The Committee hopes that the Government will be able to review all of the provisions referred to above so as to ensure that the persons covered by these provisions are able to resign within a reasonable period, either by giving notice, or at specified intervals. In the meantime, please provide statistical data on the number of applications made to resign and the number of such applications which have been refused, with an indication of the reasons given for such refusals.
The Committee also notes the adoption of Act No. 3 of 2 August 2010 on military service and the retirement of military personnel. It observes that, under sections 33 and 35, members of the armed forces are engaged for a period of service (including training and studies) which may be up to 20 years.
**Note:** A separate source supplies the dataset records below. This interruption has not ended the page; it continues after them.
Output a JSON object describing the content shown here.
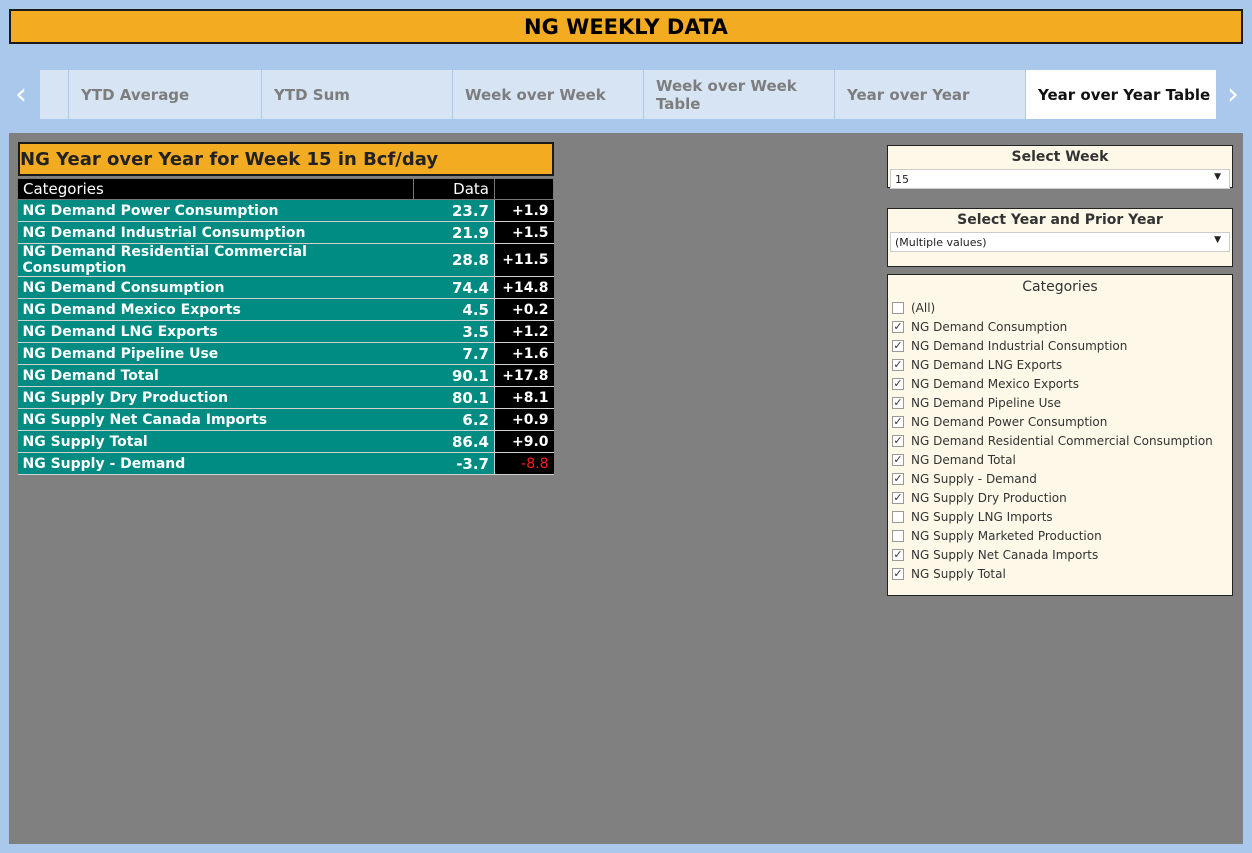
{
  "header": {
    "title": "NG WEEKLY DATA"
  },
  "tabs": [
    {
      "label": ""
    },
    {
      "label": "YTD Average"
    },
    {
      "label": "YTD Sum"
    },
    {
      "label": "Week over Week"
    },
    {
      "label": "Week over Week Table"
    },
    {
      "label": "Year over Year"
    },
    {
      "label": "Year over Year Table",
      "active": true
    }
  ],
  "nav": {
    "left_icon": "‹",
    "right_icon": "›"
  },
  "table": {
    "title": "NG Year over Year for Week 15 in Bcf/day",
    "col_category": "Categories",
    "col_data": "Data",
    "col_change": "",
    "rows": [
      {
        "category": "NG Demand Power Consumption",
        "value": "23.7",
        "change": "+1.9"
      },
      {
        "category": "NG Demand Industrial Consumption",
        "value": "21.9",
        "change": "+1.5"
      },
      {
        "category": "NG Demand Residential Commercial Consumption",
        "value": "28.8",
        "change": "+11.5"
      },
      {
        "category": "NG Demand Consumption",
        "value": "74.4",
        "change": "+14.8"
      },
      {
        "category": "NG Demand Mexico Exports",
        "value": "4.5",
        "change": "+0.2"
      },
      {
        "category": "NG Demand LNG Exports",
        "value": "3.5",
        "change": "+1.2"
      },
      {
        "category": "NG Demand Pipeline Use",
        "value": "7.7",
        "change": "+1.6"
      },
      {
        "category": "NG Demand Total",
        "value": "90.1",
        "change": "+17.8"
      },
      {
        "category": "NG Supply Dry Production",
        "value": "80.1",
        "change": "+8.1"
      },
      {
        "category": "NG Supply Net Canada Imports",
        "value": "6.2",
        "change": "+0.9"
      },
      {
        "category": "NG Supply Total",
        "value": "86.4",
        "change": "+9.0"
      },
      {
        "category": "NG Supply - Demand",
        "value": "-3.7",
        "change": "-8.8",
        "negative": true
      }
    ]
  },
  "filters": {
    "week": {
      "title": "Select Week",
      "value": "15"
    },
    "year": {
      "title": "Select Year and Prior Year",
      "value": "(Multiple values)"
    },
    "categories": {
      "title": "Categories",
      "items": [
        {
          "label": "(All)",
          "checked": false
        },
        {
          "label": "NG Demand Consumption",
          "checked": true
        },
        {
          "label": "NG Demand Industrial Consumption",
          "checked": true
        },
        {
          "label": "NG Demand LNG Exports",
          "checked": true
        },
        {
          "label": "NG Demand Mexico Exports",
          "checked": true
        },
        {
          "label": "NG Demand Pipeline Use",
          "checked": true
        },
        {
          "label": "NG Demand Power Consumption",
          "checked": true
        },
        {
          "label": "NG Demand Residential Commercial Consumption",
          "checked": true
        },
        {
          "label": "NG Demand Total",
          "checked": true
        },
        {
          "label": "NG Supply - Demand",
          "checked": true
        },
        {
          "label": "NG Supply Dry Production",
          "checked": true
        },
        {
          "label": "NG Supply LNG Imports",
          "checked": false
        },
        {
          "label": "NG Supply Marketed Production",
          "checked": false
        },
        {
          "label": "NG Supply Net Canada Imports",
          "checked": true
        },
        {
          "label": "NG Supply Total",
          "checked": true
        }
      ]
    }
  },
  "colors": {
    "header_bg": "#f3ac22",
    "teal": "#008b83",
    "negative": "#ff1a1a",
    "canvas": "#808080",
    "page_bg": "#a9c8ec"
  }
}
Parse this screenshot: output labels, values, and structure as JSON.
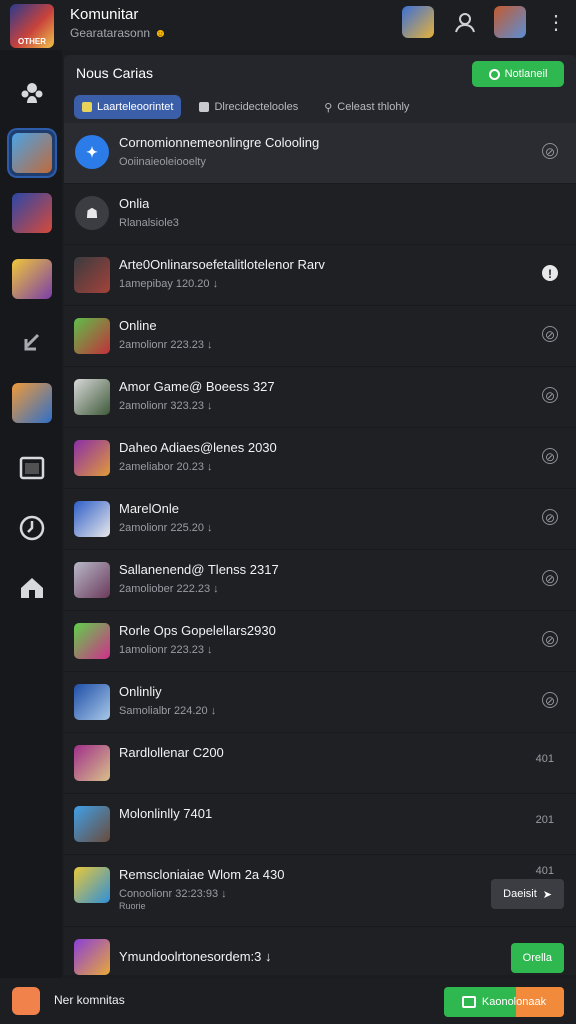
{
  "app": {
    "logo_text": "OTHER",
    "title": "Komunitar",
    "subtitle": "Gearatarasonn",
    "subtitle_emoji": "☻"
  },
  "panel": {
    "title": "Nous Carias",
    "action_button": "Notlaneil",
    "tabs": [
      {
        "label": "Laarteleoorintet",
        "active": true
      },
      {
        "label": "Dlrecidectelooles",
        "active": false
      },
      {
        "label": "Celeast thlohly",
        "active": false
      }
    ]
  },
  "rows": [
    {
      "title": "Cornomionnemeonlingre Colooling",
      "sub": "Ooiinaieoleiooelty",
      "sub2": "",
      "action": "⊘",
      "style": "selected",
      "thumb": "circle-blue"
    },
    {
      "title": "Onlia",
      "sub": "Rlanalsiole3",
      "sub2": "",
      "action": "",
      "style": "dark",
      "thumb": "circle-gray"
    },
    {
      "title": "Arte0Onlinarsoefetalitlotelenor Rarv",
      "sub": "1amepibay 120.20 ↓",
      "sub2": "",
      "action": "!",
      "style": "normal",
      "thumb": "t1"
    },
    {
      "title": "Online",
      "sub": "2amolionr 223.23 ↓",
      "sub2": "",
      "action": "⊘",
      "style": "normal",
      "thumb": "t2"
    },
    {
      "title": "Amor Game@ Boeess 327",
      "sub": "2amolionr 323.23 ↓",
      "sub2": "",
      "action": "⊘",
      "style": "normal",
      "thumb": "t3"
    },
    {
      "title": "Daheo Adiaes@lenes 2030",
      "sub": "2ameliabor 20.23 ↓",
      "sub2": "",
      "action": "⊘",
      "style": "normal",
      "thumb": "t4"
    },
    {
      "title": "MarelOnle",
      "sub": "2amolionr 225.20 ↓",
      "sub2": "",
      "action": "⊘",
      "style": "normal",
      "thumb": "t5"
    },
    {
      "title": "Sallanenend@ Tlenss 2317",
      "sub": "2amoliober 222.23 ↓",
      "sub2": "",
      "action": "⊘",
      "style": "normal",
      "thumb": "t6"
    },
    {
      "title": "Rorle Ops Gopelellars2930",
      "sub": "1amolionr 223.23 ↓",
      "sub2": "",
      "action": "⊘",
      "style": "normal",
      "thumb": "t7"
    },
    {
      "title": "Onlinliy",
      "sub": "Samolialbr 224.20 ↓",
      "sub2": "",
      "action": "⊘",
      "style": "normal",
      "thumb": "t8"
    },
    {
      "title": "Rardlollenar C200",
      "sub": "",
      "sub2": "",
      "action_num": "401",
      "style": "normal",
      "thumb": "t9"
    },
    {
      "title": "Molonlinlly 7401",
      "sub": "",
      "sub2": "",
      "action_num": "201",
      "style": "normal",
      "thumb": "t10"
    },
    {
      "title": "Remscloniaiae Wlom 2a 430",
      "sub": "Conoolionr 32:23:93 ↓",
      "sub2": "Ruorie",
      "action_num": "401",
      "badge": "Daeisit",
      "badge_style": "gray",
      "style": "normal",
      "thumb": "t11"
    },
    {
      "title": "Ymundoolrtonesordem:3 ↓",
      "sub": "",
      "sub2": "",
      "badge": "Orella",
      "badge_style": "green",
      "style": "normal",
      "thumb": "t12"
    }
  ],
  "bottom": {
    "label": "Ner komnitas",
    "button": "Kaonolonaak"
  },
  "colors": {
    "accent_blue": "#3b5ea9",
    "accent_green": "#2fb84f",
    "accent_orange": "#f28a3b"
  }
}
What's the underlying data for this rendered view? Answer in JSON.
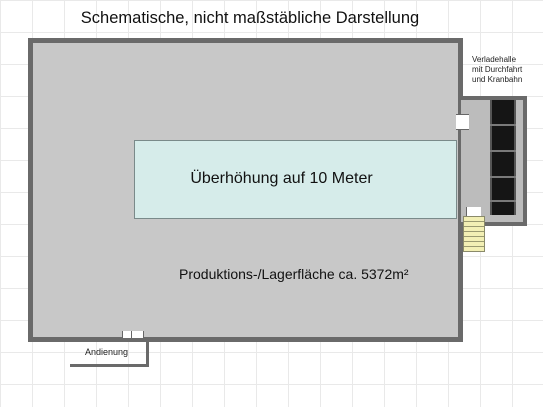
{
  "title": "Schematische, nicht maßstäbliche Darstellung",
  "main_hall": {
    "elevated_area_label": "Überhöhung auf 10 Meter",
    "area_label": "Produktions-/Lagerfläche ca. 5372m²"
  },
  "loading_hall": {
    "label": "Verladehalle\nmit Durchfahrt\nund Kranbahn"
  },
  "delivery_label": "Andienung",
  "colors": {
    "wall": "#6a6a6a",
    "floor": "#c8c8c8",
    "elevated_area": "#d6ecea",
    "crane_track": "#151515",
    "stairs": "#f2efb4"
  }
}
Members of the armed services may not leave the service before the end of this period of service, and the Ministry of Defence may postpone requests for the termination of contracts for reasons of public order.
With reference to its comments above, the Committee requests the Government to indicate the manner in which career military personnel are guaranteed in practice the possibility to leave the service during peacetime before the completion of this 20-year period, either at specified intervals or by giving a reasonable period of notice, or by reimbursing part of the training costs borne by the State.
Article 2(c). Obligation to work as a consequence of a conviction in a court of law. The Committee notes that, by virtue of section 87 of the Penal Code of 1969, any prisoner sentenced to imprisonment for life or a shorter period is obliged to perform the work envisaged by the Act respecting prison establishments. It also notes that sections 88 and 89 specify that severe and shorter sentences are combined with the obligation to work. In this respect, the Committee requests the Government to provide a copy of the Act on prison establishments and any text regulating the conditions of work of persons convicted to a prison sentence who are subject to the obligation to work. Please indicate whether work imposed upon convicted persons may be performed for the benefit of private entities.
Article 25. Penal sanctions for the exaction of forced or compulsory labour. In its previous comments, the Committee noted that, under section 325 of the Penal Code, any public servant or person entrusted with a public service who exacts forced labour from individuals in circumstances other than those relating to the public interest, as set out in laws and regulations, or as required by a state of necessity, or who require them to work in cases other than those envisaged by the law, is liable to a sentence of imprisonment. The Committee emphasized that this provision does not give full effect to Article 25 of the Convention, under the terms of which the illegal exaction of forced labour shall be punishable as a penal offence, this provision being applicable if forced labour is exacted by any person of whatever status, irrespective of whether the work is exacted for public or private purposes.
In its report, the Government refers once again solely to section 325 of the Penal Code and indicates that section 5(2) of the draft Labour Code addresses the elimination of all forms of forced labour. The Committee trusts that, in the context of the revision of the Labour Code, the Government will take into account the comments that it has been making for many years with a view to the inclusion of provisions penalizing the exaction of forced labour and thereby ensuring that individuals or private law entities which exact forced labour are liable to the penal sanctions envisaged in Article 25 of the Convention.